VICE is an occasionally very funny film that contains a great performance. But it's also an overlong, baggy mess in which half of what the director throws at the film fails to stick. Even worse, it's a film that pretends to be as close to factual as possible, even while committing the cardinal mistake of painting Bush 43 as nice but stupid (he was neither). And worst of all, it's a film that pretends to give us some kind of emotional truth about Cheney's loving home life while accusing him of being a venal power-hungry shit. This is all fine, so long as you don't then claim that what you're doing isn't partisan but "factual". It's simply asinine for a movie director to claim that he's just showing us facts, when he's already admitted that much of what Cheney did is secret. You can't claim that it's fact that Cheney did X or thought Y. And to then throw in a mid-credits sequence that wants to cut off criticisms of the film as being nonsense, because it's factual.... well this is the worst kind of bullshit.

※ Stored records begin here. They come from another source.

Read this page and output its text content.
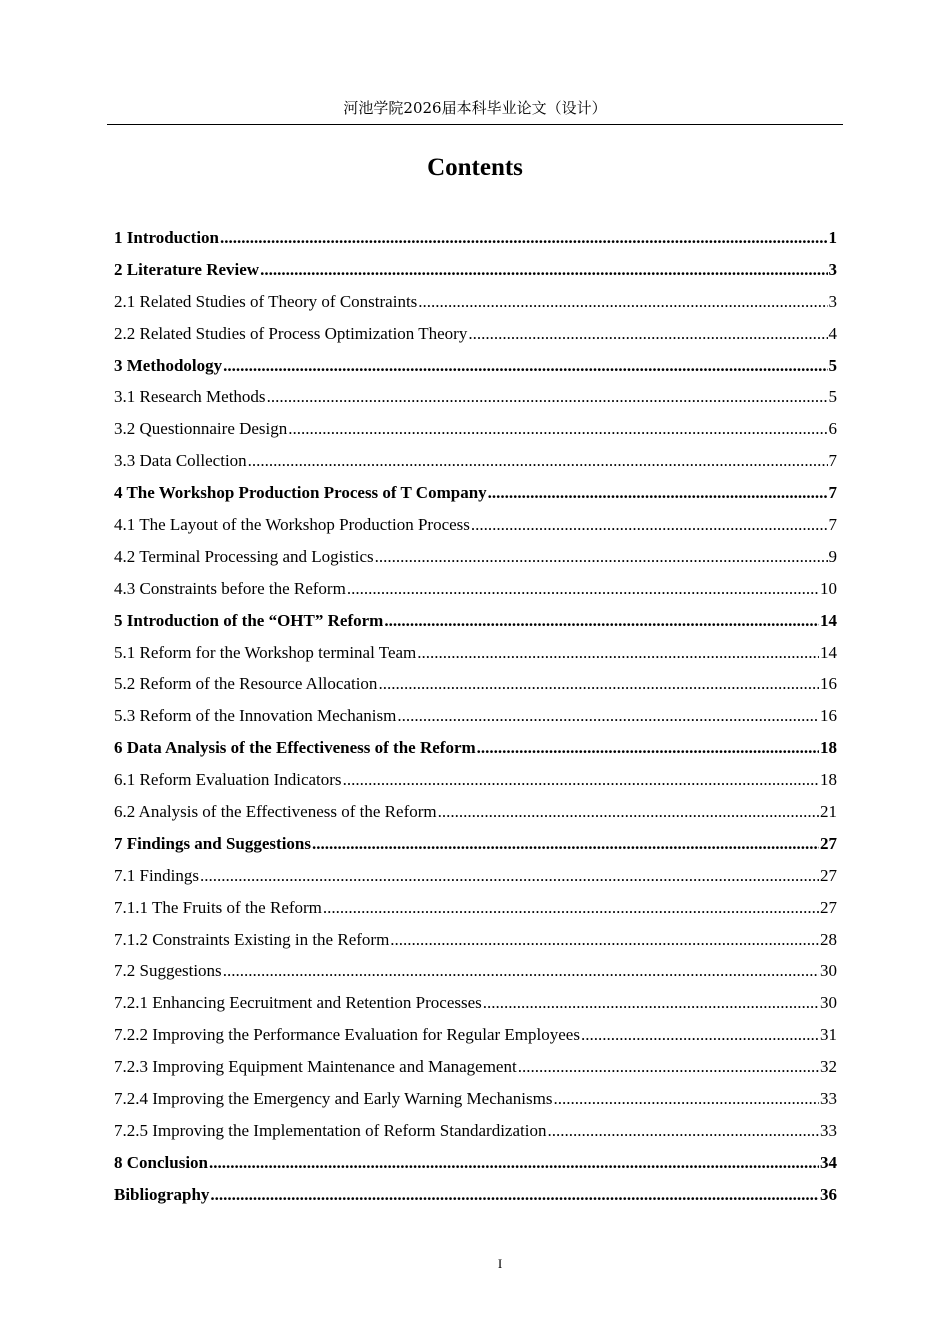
河池学院2026届本科毕业论文（设计）
Contents
1 Introduction .....	1
2 Literature Review .....	3
2.1 Related Studies of Theory of Constraints .....	3
2.2 Related Studies of Process Optimization Theory .....	4
3 Methodology .....	5
3.1 Research Methods .....	5
3.2 Questionnaire Design .....	6
3.3 Data Collection .....	7
4 The Workshop Production Process of T Company .....	7
4.1 The Layout of the Workshop Production Process .....	7
4.2 Terminal Processing and Logistics .....	9
4.3 Constraints before the Reform .....	10
5 Introduction of the “OHT” Reform .....	14
5.1 Reform for the Workshop terminal Team .....	14
5.2 Reform of the Resource Allocation .....	16
5.3 Reform of the Innovation Mechanism .....	16
6 Data Analysis of the Effectiveness of the Reform .....	18
6.1 Reform Evaluation Indicators .....	18
6.2 Analysis of the Effectiveness of the Reform .....	21
7 Findings and Suggestions .....	27
7.1 Findings .....	27
7.1.1 The Fruits of the Reform .....	27
7.1.2 Constraints Existing in the Reform .....	28
7.2 Suggestions .....	30
7.2.1 Enhancing Eecruitment and Retention Processes .....	30
7.2.2 Improving the Performance Evaluation for Regular Employees .....	31
7.2.3 Improving Equipment Maintenance and Management .....	32
7.2.4 Improving the Emergency and Early Warning Mechanisms .....	33
7.2.5 Improving the Implementation of Reform Standardization .....	33
8 Conclusion .....	34
Bibliography .....	36
I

But anyway, there are many good performances in bad films. Christian Bale's depiction of Dick Cheney is indeed a great performance and worth the ticket price. Unlike Rami Malek donning some fake teeth and an accent to play Freddie Mercury, Bale goes way beyond a mere impression (as perfect as his accent is). In fact, it's pretty insulting to see both of these performances nominated for the same award. Bale inhabits his character - gives him nuance, and depth, and a whole range of emotions. He has Cheney be a genuinely loyal steadfast father, a loving and proud husband, an almost absurdly slow-moving politician, but also a greedy, conniving, Machiavellian thinker. When Bale's Cheney turns to the screen at the end of the film to address us, I utterly believed his apologia pro vita sua to be authentic and convincing.
Bale is matched in his endeavours by Amy Adams as his wife Lynne, but I'm pretty sick of two-dimensional Lady MacBeth characters and found little to really engage with. I thoroughly enjoyed Steve Carell as Donald Rumsfeld, but he's played, literally, for laughs. But Sam Rockwell looked like a Mad magazine version of W. So yeah - this is pretty much a one-man show.
As for McKay, the gonzo collage style directing that made THE BIG SHORT so successful goes haywire in VICE. This film is indulgent, over-long, bizarre, heavy-handed, bludgeoning. I get the fishing metaphor Adam! I don't need to continually cut back to a sinister looking fish moving through water or have end-credits of bait. I also really think I'd rather not have you use Cheney's heart-transplant donor - a young dead veteran - mouth your script from beyond the grave. That's just distasteful. Overall, I don't want to get my politics from Mad magazine, and that's what this film is.
VICE has a running time of 132 minutes and is rated R. It was released last December in most global markets. It will play Berlin 2019.